Robby J. Burleigh, a philosophy and ethics professor scheduled to teach this spring, has been in the East Baton Rouge Parish Prison since Jan. 8, according to Parish Prison booking records.
As of Sunday afternoon, Burleigh, 42, remained there in lieu of $75,000 bail, accused of dragging his pregnant fiancée by her hair to a gun safe in his Central home on the morning of Jan. 8 during an argument and saying, “You’re going to commit suicide today,” according to an East Baton Rouge Parish Sheriff’s Office probable cause affidavit.
The victim, about 22 years Burleigh’s junior, told investigators the argument began “because she is nine weeks pregnant with his child and he does not want her to have the baby,” a detective wrote in the affidavit. She told deputies their relationship began when she was a student “at school,” although the affidavit doesn’t specify which school.
Burleigh is accused of pinning the woman to the floor after dragging her to the gun safe, slapping her and shattering the woman’s phone on the floor, the affidavit said.
Burleigh, who drove a U-Haul truck to an interview with detectives, told them the argument began after his fiancée found a text message on his phone. He did pin the woman to the ground, he told investigators, but only to calm her down.
He also told detectives he was trying to make arrangements to move.
Deputies booked Burleigh, 11186 Shandon Drive, Central, into Parish Prison on counts of domestic abuse battery, false imprisonment, simple criminal damage to property and a fugitive warrant from Ascension Parish.
Last semester, Burleigh taught introduction to philosophy, introduction to logic, introduction to ethics, and biomedical ethics at BRCC, according to class schedules posted on the college’s website. The classes made up the bulk of the college’s philosophy course offerings.
Steve Mitchell, a BRCC spokesman, confirmed Sunday that Burleigh was previously scheduled to teach some classes this semester, but those positions have since been filled.
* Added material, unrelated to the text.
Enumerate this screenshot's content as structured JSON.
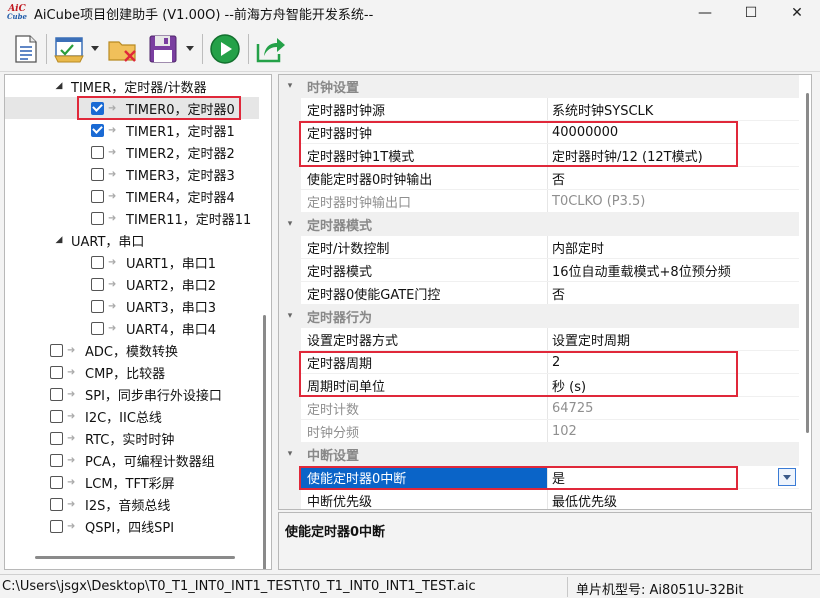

Mitchell would not say what Burleigh’s job status is at BRCC, saying he could not comment on personnel matters.
The school doesn’t have a policy banning student-teacher relationships, but it does require those involved to notify the school’s human resources department, in which case any potential conflicts of interest would be eliminated, Mitchell said.
“Relationships of that nature are discouraged in general,” Mitchell said.
It was unclear Sunday whether Burleigh, a BRCC professor since at least fall 2012, had notified school personnel about any student-teacher relationship, and Mitchell said he could not confirm whether the victim was ever a student at BRCC.